Descartes conclui que o pensamento é a única coisa que não pode ser separado dele, num contexto ou cenário, frisamos, hipotético, em que se supõe que corpos não existem, no qual ele buscar determinar, considerando tudo que ele admitia que era verdadeiro acerca de si, o que permanece verdadeiro. Assim sendo, uma reformulação mais clara seria afirmar que considerando o conjunto das coisas que ele acreditava que eram verdadeiras, diante da suposição da não existência dos corpos, apenas o pensamento permanece verdadeiro. Assim, deixamos em aberto uma questão que só poderá ser respondida posteriormente, a saber, tudo que, dentro do cenário da dúvida, posso verdadeiramente saber acerca do que eu sou corresponde exclusivamente àquilo que sou? Parece-nos que se por um lado, a existência do cogito é uma verdade universal, assumir aqui neste momento, que a natureza do cogito é puro pensamento supõe princípios ainda não provados como verdadeiros.

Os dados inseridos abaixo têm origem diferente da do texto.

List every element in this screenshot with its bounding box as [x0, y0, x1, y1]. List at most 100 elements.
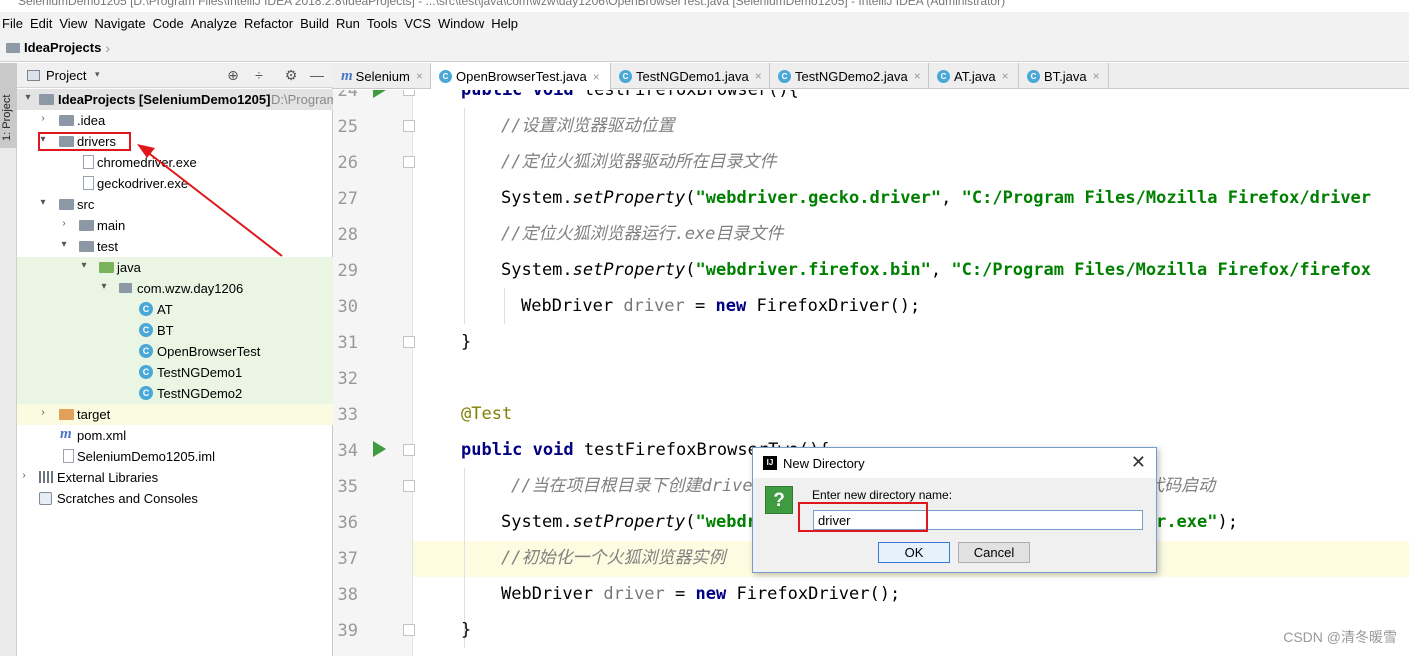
tree-item-package[interactable]: ▾ com.wzw.day1206	[17, 278, 333, 299]
fold-marker-icon[interactable]	[403, 444, 415, 456]
fold-marker-icon[interactable]	[403, 480, 415, 492]
tab-openbrowsertest[interactable]: C OpenBrowserTest.java ×	[431, 63, 611, 90]
folder-icon	[59, 199, 74, 210]
tree-item-label: chromedriver.exe	[97, 155, 197, 170]
java-class-icon: C	[439, 70, 452, 83]
line-number: 24	[337, 90, 358, 101]
folder-icon	[39, 94, 54, 105]
file-icon	[83, 155, 94, 169]
menu-tools[interactable]: Tools	[364, 16, 401, 31]
collapse-all-icon[interactable]: ÷	[251, 67, 267, 83]
menu-window[interactable]: Window	[435, 16, 488, 31]
tab-selenium[interactable]: m Selenium ×	[333, 63, 431, 89]
expand-arrow-icon[interactable]: ›	[38, 407, 48, 418]
close-icon[interactable]: ×	[1093, 69, 1100, 83]
tree-item-label: TestNGDemo1	[157, 365, 243, 380]
fold-marker-icon[interactable]	[403, 624, 415, 636]
tree-item-label: target	[77, 407, 111, 422]
project-tool-tab[interactable]: 1: Project	[0, 63, 17, 148]
tree-item-class-bt[interactable]: C BT	[17, 320, 333, 341]
hide-panel-icon[interactable]: —	[309, 67, 325, 83]
tree-item-main[interactable]: › main	[17, 215, 333, 236]
close-icon[interactable]: ×	[755, 69, 762, 83]
tree-item-java[interactable]: ▾ java	[17, 257, 333, 278]
run-test-icon[interactable]	[373, 441, 386, 457]
locate-icon[interactable]: ⊕	[225, 67, 241, 84]
expand-arrow-icon[interactable]: ▾	[79, 260, 89, 271]
folder-icon	[6, 42, 20, 53]
menu-file[interactable]: File	[0, 16, 27, 31]
menu-build[interactable]: Build	[297, 16, 333, 31]
java-class-icon: C	[1027, 69, 1040, 83]
tree-item-src[interactable]: ▾ src	[17, 194, 333, 215]
tab-bt[interactable]: C BT.java ×	[1019, 63, 1109, 89]
tree-item-target[interactable]: › target	[17, 404, 333, 425]
ok-button[interactable]: OK	[878, 542, 950, 563]
tree-item-class-openbrowsertest[interactable]: C OpenBrowserTest	[17, 341, 333, 362]
close-icon[interactable]: ✕	[1131, 452, 1146, 473]
settings-gear-icon[interactable]: ⚙	[283, 67, 299, 84]
project-panel-title[interactable]: Project	[46, 68, 86, 83]
tree-item-scratches[interactable]: Scratches and Consoles	[17, 488, 333, 509]
run-test-icon[interactable]	[373, 90, 386, 98]
fold-marker-icon[interactable]	[403, 90, 415, 96]
tab-at[interactable]: C AT.java ×	[929, 63, 1019, 89]
folder-icon	[79, 220, 94, 231]
tree-item-external-libraries[interactable]: › External Libraries	[17, 467, 333, 488]
indent-guide	[504, 288, 505, 324]
tree-item-chromedriver[interactable]: chromedriver.exe	[17, 152, 333, 173]
fold-marker-icon[interactable]	[403, 336, 415, 348]
tree-item-idea[interactable]: › .idea	[17, 110, 333, 131]
expand-arrow-icon[interactable]: ›	[59, 218, 69, 229]
menu-refactor[interactable]: Refactor	[241, 16, 297, 31]
menu-vcs[interactable]: VCS	[401, 16, 435, 31]
tree-item-geckodriver[interactable]: geckodriver.exe	[17, 173, 333, 194]
tree-item-label: java	[117, 260, 141, 275]
tab-testngdemo1[interactable]: C TestNGDemo1.java ×	[611, 63, 770, 89]
file-icon	[63, 449, 74, 463]
menu-code[interactable]: Code	[150, 16, 188, 31]
tree-item-label: main	[97, 218, 126, 233]
menu-run[interactable]: Run	[333, 16, 364, 31]
close-icon[interactable]: ×	[914, 69, 921, 83]
project-panel: Project ▾ ⊕ ÷ ⚙ — ▾ IdeaProjects [Seleni…	[17, 63, 337, 656]
tree-item-label: test	[97, 239, 118, 254]
expand-arrow-icon[interactable]: ▾	[59, 239, 69, 250]
menu-help[interactable]: Help	[488, 16, 522, 31]
expand-arrow-icon[interactable]: ›	[19, 470, 29, 481]
menu-edit[interactable]: Edit	[27, 16, 56, 31]
left-tool-strip: 1: Project	[0, 63, 17, 656]
tree-item-class-testngdemo2[interactable]: C TestNGDemo2	[17, 383, 333, 404]
tree-item-root[interactable]: ▾ IdeaProjects [SeleniumDemo1205] D:\Pro…	[17, 89, 337, 110]
fold-marker-icon[interactable]	[403, 156, 415, 168]
expand-arrow-icon[interactable]: ▾	[38, 197, 48, 208]
expand-arrow-icon[interactable]: ▾	[99, 281, 109, 292]
maven-icon: m	[341, 67, 353, 84]
java-class-icon: C	[937, 69, 950, 83]
scratches-icon	[39, 492, 52, 505]
close-icon[interactable]: ×	[1002, 69, 1009, 83]
tree-item-label: AT	[157, 302, 173, 317]
tab-testngdemo2[interactable]: C TestNGDemo2.java ×	[770, 63, 929, 89]
menu-view[interactable]: View	[56, 16, 91, 31]
tree-item-pom[interactable]: m pom.xml	[17, 425, 333, 446]
breadcrumb-root[interactable]: IdeaProjects	[24, 40, 101, 55]
code-line-39: }	[461, 620, 472, 640]
tree-item-iml[interactable]: SeleniumDemo1205.iml	[17, 446, 333, 467]
breadcrumb-separator: ›	[105, 39, 110, 56]
tree-item-class-at[interactable]: C AT	[17, 299, 333, 320]
fold-marker-icon[interactable]	[403, 120, 415, 132]
dialog-title-bar[interactable]: IJ New Directory ✕	[753, 448, 1156, 478]
close-icon[interactable]: ×	[416, 69, 423, 83]
project-view-dropdown-icon[interactable]: ▾	[95, 69, 100, 80]
java-class-icon: C	[139, 386, 153, 400]
close-icon[interactable]: ×	[593, 70, 600, 84]
tree-item-class-testngdemo1[interactable]: C TestNGDemo1	[17, 362, 333, 383]
tree-item-test[interactable]: ▾ test	[17, 236, 333, 257]
expand-arrow-icon[interactable]: ›	[38, 113, 48, 124]
expand-arrow-icon[interactable]: ▾	[23, 92, 33, 103]
tab-label: TestNGDemo2.java	[795, 68, 908, 84]
menu-navigate[interactable]: Navigate	[91, 16, 149, 31]
menu-analyze[interactable]: Analyze	[188, 16, 241, 31]
cancel-button[interactable]: Cancel	[958, 542, 1030, 563]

Se fosse possível, neste momento, concluir que a natureza do cogito é necessariamente pensamento, tal conclusão estaria justificada pela legitimidade de uma evidência capaz de confirmar racionalmente que o sujeito meditante tem consciência psicológica direta de sua própria essência. Não queremos afirmar com isso que essa hipótese não seja possível. Só queremos deixar claro que Descartes não apresenta nenhuma evidência à favor de tal tese. Com vimos, o critério de avanço do argumento de Descartes se guia pela presença ou ausência de evidências. Como defendemos, a dúvida acerca da existência de corpos, ou a dúvida acerca do princípio de causalidade ou do princípio de não contradição é legítima. E ela nos autoriza a dizer que pode ser que existam corpos ou que não existem corpos. Para concluir que a natureza daquilo que eu sou é exclusivamente pensamento, eu preciso de um elemento que afirme que é absolutamente certo que corpos não existem. É erro grave afirmar que a instauração da dúvida através do artifício do gênio maligno representa legitimamente esse elemento de confirmação da absoluta certeza de que corpos não existem. Pois, como vimos, a instauração da dúvida é um movimento que visa criar uma cenário hipotético.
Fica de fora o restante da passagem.